3. Fortalecimento dos mais vulneráveis, que sofrem mais com as adversidades econômicas, com as políticas de transferência de renda e de melhora na distribuição da renda.
4. Intervenção ao longo das cadeias de abastecimento de alimentos para reduzir o custo de alimentos saudáveis, de alimentos nutritivos. Basicamente transferindo subsídios que hoje são dados às commodities, que são produtos de exportação para aqueles produtos produzidos localmente, nas proximidades onde vivem as pessoas pela proximidade da agricultura familiar. Então, uma transferência de subsídios da grande produção agroindustrial para a agricultura familiar.
5. Combate à pobreza e à desigualdade, que são estruturais na maioria dos países de ingresso médio e pobres, garantindo que as intervenções sejam mais em prol dos pobres e mais inclusivas.
6. Fortalecimento dos ambientes alimentares e mudança do comportamento do consumidor para promover padrões alimentares com impactos positivos na saúde humana e no meio ambiente.
Há um item muito importante assinalado no SOFI 2021 que é a necessidade de mudança de comportamento do consumidor. Isso é considerado fundamental e implica em intervenção pública nos padrões hoje existentes de propaganda dos alimentos principalmente para crianças e na rotulagem desses alimentos, deixando explícito o conteúdo principalmente do alto teor de açúcar, de sal e de gordura contidos nos alimentos.
Direção errada
A conclusão do SOFI 2021 é de que faltando menos de uma década para 2030, o mundo não está a caminho para acabar com a fome e desnutrição. Estamos, pelo contrário, caminhando na direção errada. O relatório mostra que a desaceleração econômica como consequência das medidas de contenção da Covid em todo o mundo contribuíram muito para um dos maiores aumentos da fome nas últimas décadas, o que afetou quase todos os países de baixa e média renda e pode reverter os poucos ganhos obtidos na nutrição dos últimos anos.
O SOFI 21 alerta ainda que a pandemia da Covid é apenas a ponta do iceberg. O que é mais alarmante é que a crise sanitária expôs as vulnerabilidades que se formavam nos nossos sistemas alimentares nos últimos anos como resultados de importantes fatores como os conflitos, as mudanças climáticas e a desaceleração econômica. Essas são as reais causas e fatores que estão ocorrendo cada vez mais e simultaneamente nos países com interações que comprometem a segurança alimentar e nutricional. Um dos elementos agravantes disso como mostra o relatório é a concentração da renda, principalmente nos países mais pobres e de ingresso médio. Entre eles, os países da América do Sul e o Brasil…

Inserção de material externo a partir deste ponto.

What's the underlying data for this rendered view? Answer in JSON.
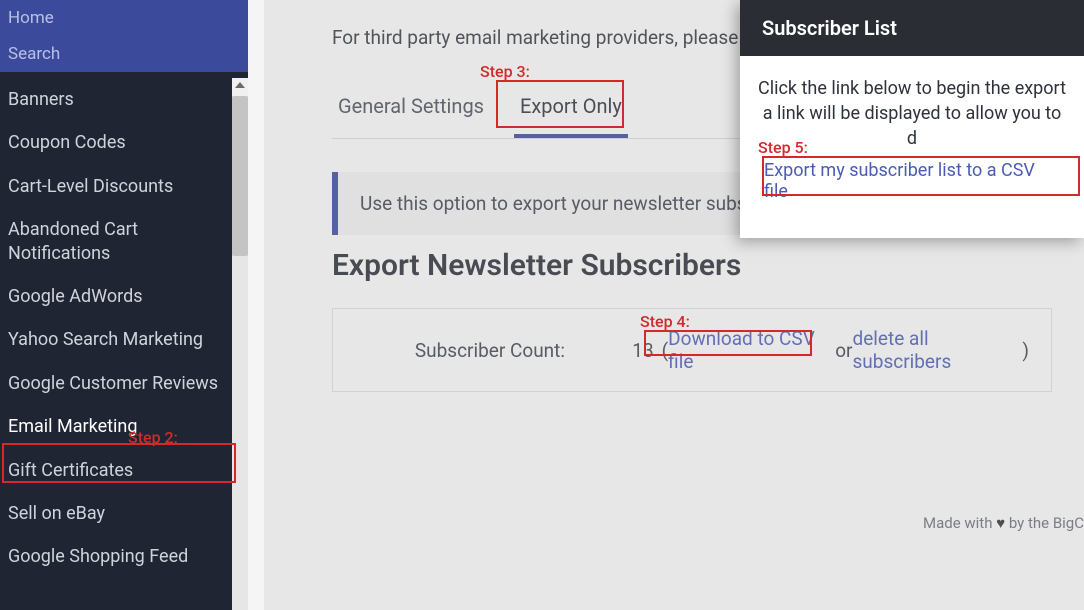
{
  "sidebar": {
    "home": "Home",
    "search": "Search",
    "items": [
      {
        "label": "Banners"
      },
      {
        "label": "Coupon Codes"
      },
      {
        "label": "Cart-Level Discounts"
      },
      {
        "label": "Abandoned Cart Notifications"
      },
      {
        "label": "Google AdWords"
      },
      {
        "label": "Yahoo Search Marketing"
      },
      {
        "label": "Google Customer Reviews"
      },
      {
        "label": "Email Marketing"
      },
      {
        "label": "Gift Certificates"
      },
      {
        "label": "Sell on eBay"
      },
      {
        "label": "Google Shopping Feed"
      }
    ]
  },
  "main": {
    "top_text": "For third party email marketing providers, please vis",
    "tabs": {
      "general": "General Settings",
      "export": "Export Only"
    },
    "info_text": "Use this option to export your newsletter subsc",
    "section_title": "Export Newsletter Subscribers",
    "subscriber_label": "Subscriber Count:",
    "subscriber_count": "13",
    "download_link": "Download to CSV file",
    "paren_open": "(",
    "or_text": " or ",
    "delete_link": "delete all subscribers",
    "paren_close": ")",
    "footer": "Made with ♥ by the BigC"
  },
  "panel": {
    "title": "Subscriber List",
    "text_line1": "Click the link below to begin the export",
    "text_line2": "a link will be displayed to allow you to d",
    "link": "Export my subscriber list to a CSV file"
  },
  "annotations": {
    "step2": "Step 2:",
    "step3": "Step 3:",
    "step4": "Step 4:",
    "step5": "Step 5:"
  }
}
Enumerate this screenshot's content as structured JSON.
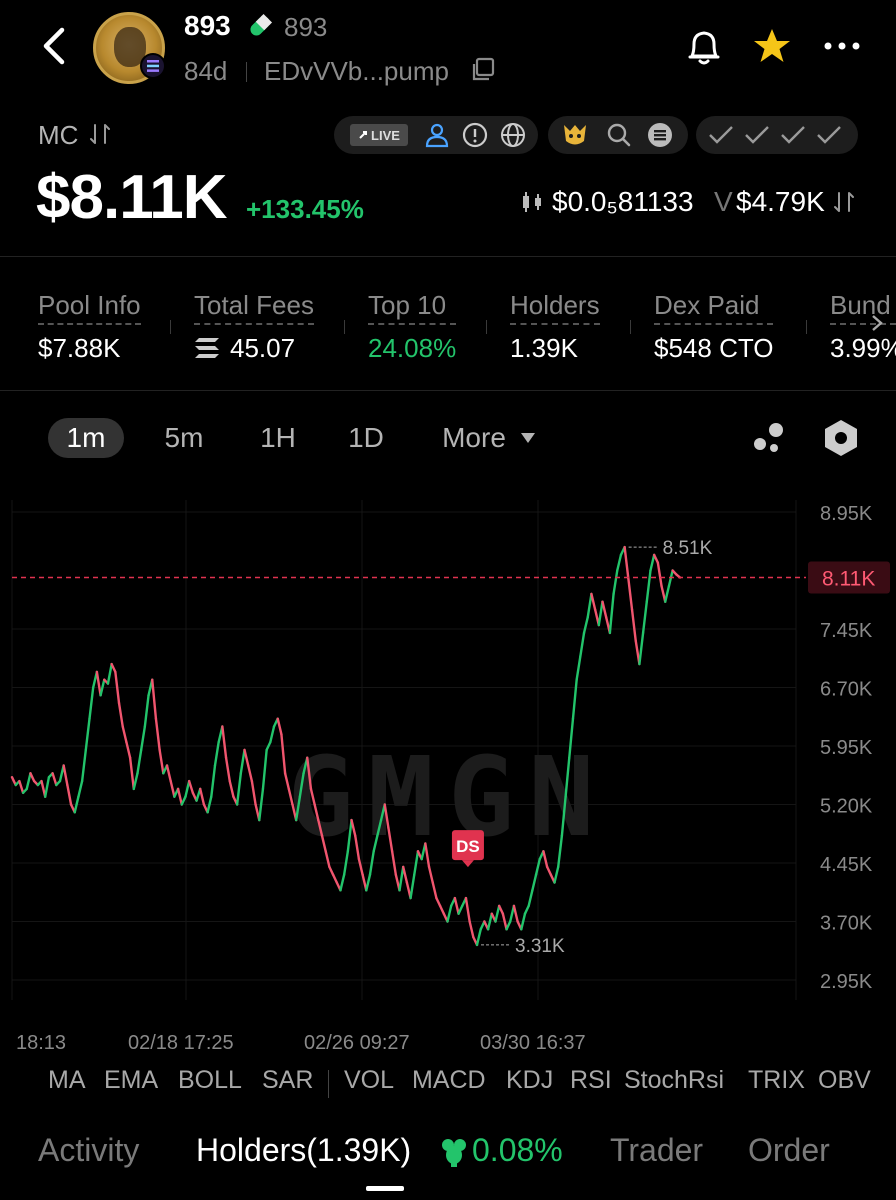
{
  "colors": {
    "up": "#23c46b",
    "down": "#f0556e",
    "accent_star": "#f5c518",
    "price_line": "#e0334f"
  },
  "header": {
    "title": "893",
    "title_secondary": "893",
    "age": "84d",
    "address": "EDvVVb...pump",
    "icons": [
      "back-icon",
      "pill-icon",
      "copy-icon",
      "bell-icon",
      "star-icon",
      "more-icon"
    ]
  },
  "market": {
    "label": "MC",
    "value": "$8.11K",
    "change": "+133.45%",
    "price": "$0.0₅81133",
    "volume_label": "V",
    "volume": "$4.79K",
    "live_label": "LIVE"
  },
  "stats": [
    {
      "label": "Pool Info",
      "value": "$7.88K"
    },
    {
      "label": "Total Fees",
      "value": "45.07"
    },
    {
      "label": "Top 10",
      "value": "24.08%"
    },
    {
      "label": "Holders",
      "value": "1.39K"
    },
    {
      "label": "Dex Paid",
      "value": "$548 CTO"
    },
    {
      "label": "Bund",
      "value": "3.99%"
    }
  ],
  "timeframes": [
    "1m",
    "5m",
    "1H",
    "1D",
    "More"
  ],
  "active_timeframe": "1m",
  "chart_data": {
    "type": "line",
    "watermark": "GMGN",
    "y_ticks": [
      "8.95K",
      "8.11K",
      "7.45K",
      "6.70K",
      "5.95K",
      "5.20K",
      "4.45K",
      "3.70K",
      "2.95K"
    ],
    "x_ticks": [
      "18:13",
      "02/18 17:25",
      "02/26 09:27",
      "03/30 16:37"
    ],
    "ylim": [
      2950,
      8950
    ],
    "current_value": 8110,
    "current_label": "8.11K",
    "high_label": "8.51K",
    "low_label": "3.31K",
    "marker_label": "DS",
    "values": [
      5.55,
      5.45,
      5.5,
      5.35,
      5.4,
      5.6,
      5.5,
      5.45,
      5.5,
      5.3,
      5.55,
      5.6,
      5.45,
      5.5,
      5.7,
      5.45,
      5.2,
      5.1,
      5.3,
      5.5,
      5.9,
      6.3,
      6.7,
      6.9,
      6.6,
      6.8,
      6.75,
      7.0,
      6.9,
      6.5,
      6.2,
      6.0,
      5.8,
      5.4,
      5.6,
      5.9,
      6.2,
      6.6,
      6.8,
      6.3,
      5.9,
      5.6,
      5.7,
      5.5,
      5.3,
      5.4,
      5.2,
      5.3,
      5.5,
      5.35,
      5.25,
      5.4,
      5.2,
      5.1,
      5.3,
      5.7,
      6.0,
      6.2,
      5.8,
      5.5,
      5.3,
      5.2,
      5.6,
      5.9,
      5.7,
      5.5,
      5.2,
      5.0,
      5.4,
      5.9,
      6.0,
      6.2,
      6.3,
      6.1,
      5.6,
      5.4,
      5.2,
      5.0,
      5.3,
      5.6,
      5.8,
      5.4,
      5.2,
      5.0,
      4.8,
      4.6,
      4.4,
      4.3,
      4.2,
      4.1,
      4.3,
      4.6,
      5.0,
      4.8,
      4.5,
      4.3,
      4.1,
      4.3,
      4.6,
      4.8,
      5.0,
      5.2,
      4.9,
      4.6,
      4.3,
      4.1,
      4.4,
      4.2,
      4.0,
      4.3,
      4.6,
      4.5,
      4.7,
      4.4,
      4.2,
      4.0,
      3.9,
      3.8,
      3.7,
      3.9,
      4.0,
      3.8,
      3.9,
      4.0,
      3.7,
      3.5,
      3.4,
      3.6,
      3.7,
      3.6,
      3.8,
      3.7,
      3.9,
      3.8,
      3.6,
      3.7,
      3.9,
      3.7,
      3.6,
      3.8,
      3.9,
      4.1,
      4.3,
      4.5,
      4.6,
      4.4,
      4.3,
      4.2,
      4.4,
      4.8,
      5.3,
      5.8,
      6.3,
      6.8,
      7.1,
      7.4,
      7.6,
      7.9,
      7.7,
      7.5,
      7.8,
      7.6,
      7.4,
      7.9,
      8.2,
      8.4,
      8.5,
      8.1,
      7.7,
      7.3,
      7.0,
      7.4,
      7.8,
      8.2,
      8.4,
      8.3,
      8.0,
      7.8,
      8.0,
      8.2,
      8.15,
      8.11
    ]
  },
  "indicators": [
    "MA",
    "EMA",
    "BOLL",
    "SAR",
    "VOL",
    "MACD",
    "KDJ",
    "RSI",
    "StochRsi",
    "TRIX",
    "OBV"
  ],
  "bottom_tabs": {
    "activity": "Activity",
    "holders": "Holders(1.39K)",
    "holders_pct": "0.08%",
    "trader": "Trader",
    "order": "Order"
  }
}
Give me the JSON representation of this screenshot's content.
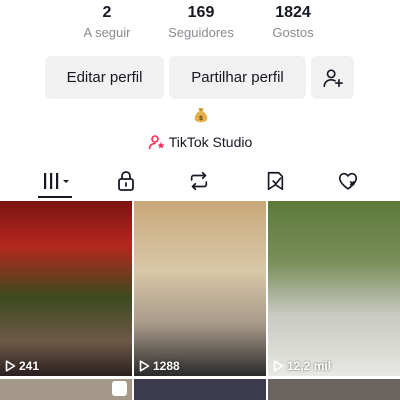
{
  "profile": {
    "stats": [
      {
        "value": "2",
        "label": "A seguir"
      },
      {
        "value": "169",
        "label": "Seguidores"
      },
      {
        "value": "1824",
        "label": "Gostos"
      }
    ],
    "buttons": {
      "edit_label": "Editar perfil",
      "share_label": "Partilhar perfil",
      "add_friend_icon": "add-user-icon"
    },
    "bio_emoji": "money-bag-icon",
    "studio_link": "TikTok Studio"
  },
  "tabs": [
    {
      "icon": "grid-icon",
      "selected": true
    },
    {
      "icon": "lock-icon",
      "selected": false
    },
    {
      "icon": "repost-icon",
      "selected": false
    },
    {
      "icon": "favorites-icon",
      "selected": false
    },
    {
      "icon": "liked-icon",
      "selected": false
    }
  ],
  "videos": [
    {
      "views": "241"
    },
    {
      "views": "1288"
    },
    {
      "views": "12,2 mil"
    }
  ],
  "colors": {
    "text": "#161823",
    "secondary_text": "#8a8b91",
    "button_bg": "#f1f1f2",
    "studio_icon": "#fe2c55"
  }
}
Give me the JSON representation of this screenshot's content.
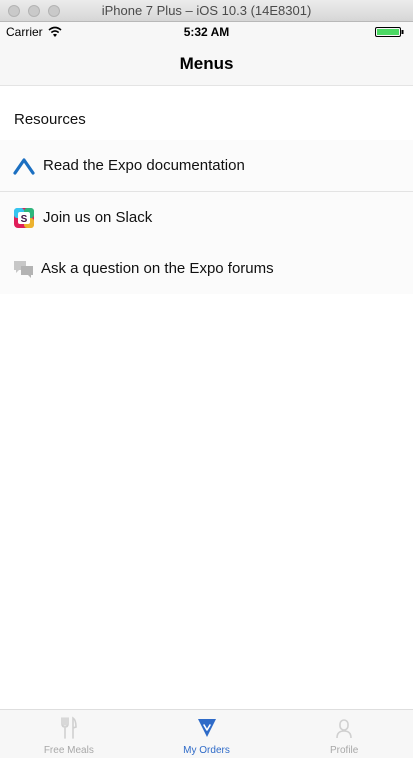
{
  "window": {
    "title": "iPhone 7 Plus – iOS 10.3 (14E8301)"
  },
  "status_bar": {
    "carrier": "Carrier",
    "time": "5:32 AM",
    "battery_color": "#4cd964"
  },
  "nav": {
    "title": "Menus"
  },
  "resources": {
    "header": "Resources",
    "items": [
      {
        "label": "Read the Expo documentation",
        "icon": "expo-icon"
      },
      {
        "label": "Join us on Slack",
        "icon": "slack-icon"
      },
      {
        "label": "Ask a question on the Expo forums",
        "icon": "forums-icon"
      }
    ]
  },
  "tabbar": {
    "tabs": [
      {
        "label": "Free Meals",
        "icon": "utensils-icon",
        "active": false
      },
      {
        "label": "My Orders",
        "icon": "orders-icon",
        "active": true
      },
      {
        "label": "Profile",
        "icon": "profile-icon",
        "active": false
      }
    ],
    "active_color": "#2f6bc8",
    "inactive_color": "#a8a8a8"
  }
}
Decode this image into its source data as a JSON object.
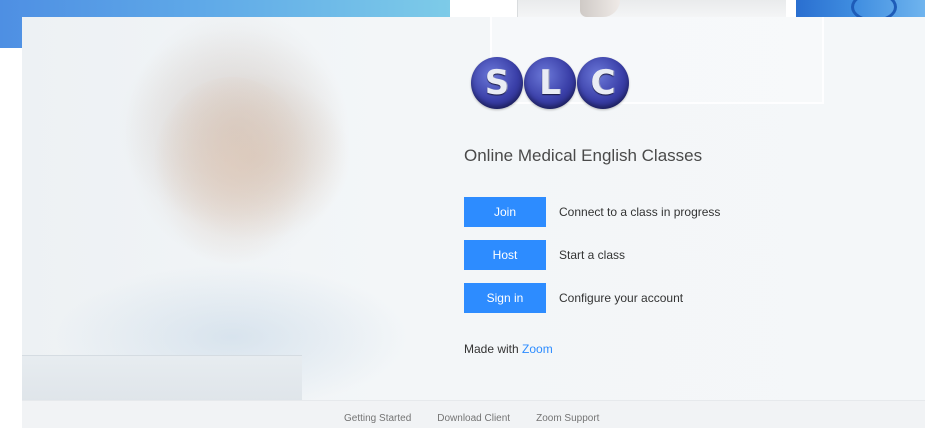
{
  "logo": {
    "letters": [
      "S",
      "L",
      "C"
    ]
  },
  "product": {
    "title": "Online Medical English Classes"
  },
  "actions": [
    {
      "button_label": "Join",
      "description": "Connect to a class in progress"
    },
    {
      "button_label": "Host",
      "description": "Start a class"
    },
    {
      "button_label": "Sign in",
      "description": "Configure your account"
    }
  ],
  "made_with": {
    "prefix": "Made with",
    "link_label": "Zoom"
  },
  "footer": {
    "links": [
      "Getting Started",
      "Download Client",
      "Zoom Support"
    ]
  },
  "colors": {
    "accent": "#2d8cff",
    "logo_blue": "#3a3fa8",
    "text": "#333333"
  }
}
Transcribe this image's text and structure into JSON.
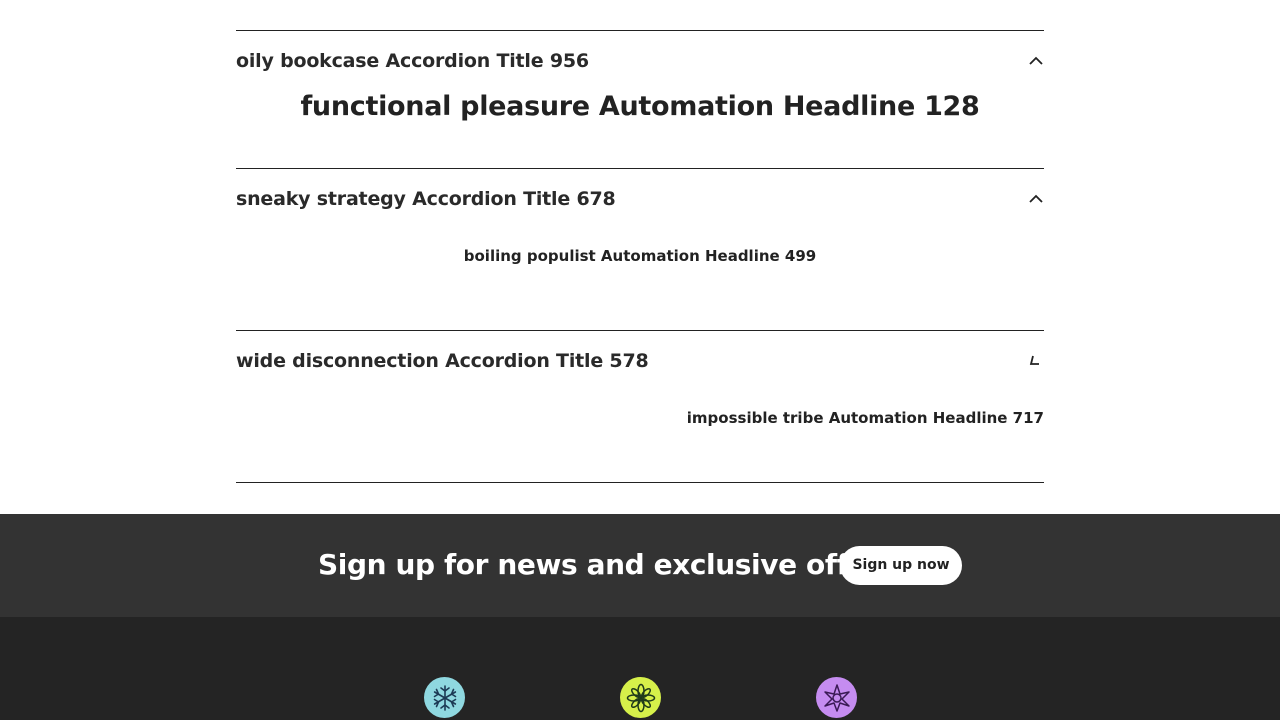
{
  "accordion": {
    "items": [
      {
        "title": "oily bookcase Accordion Title 956",
        "headline": "functional pleasure Automation Headline 128",
        "chevron": "chevron-up-icon"
      },
      {
        "title": "sneaky strategy Accordion Title 678",
        "headline": "boiling populist Automation Headline 499",
        "chevron": "chevron-up-icon"
      },
      {
        "title": "wide disconnection Accordion Title 578",
        "headline": "impossible tribe Automation Headline 717",
        "chevron": "chevron-rotating-icon"
      }
    ]
  },
  "signup": {
    "text": "Sign up for news and exclusive offers",
    "button_label": "Sign up now"
  },
  "footer": {
    "badges": [
      {
        "icon": "snowflake-icon",
        "color": "#8fd8e0"
      },
      {
        "icon": "flower-icon",
        "color": "#d6f04a"
      },
      {
        "icon": "star-icon",
        "color": "#c58cf0"
      }
    ]
  },
  "colors": {
    "text": "#222222",
    "signup_band": "#333333",
    "footer": "#242424"
  }
}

Por falar de Brasil, o relatório apresenta também os novos dados para o país em 2020. Eis o número de pessoas no Brasil em situação de insuficiência alimentar grave ou severa: 3,5% ou 7,5 milhões de pessoas. Quanto à insuficiência alimentar moderada e grave, a FAO aponta um contingente de 23,5% — 49,6 milhões de pessoas. É muita gente passando fome ou comendo mal no Brasil, um dos maiores exportadores de alimentos do mundo.
José Graziano – Agrônomo, professor e escritor, é ex-ministro extraordinário de Segurança Alimentar e Combate à Fome no governo Lula (2002-2010) e ex-diretor da Organização das Nações Unidas para a Alimentação e a Agricultura (FAO) entre 2012 e 2019.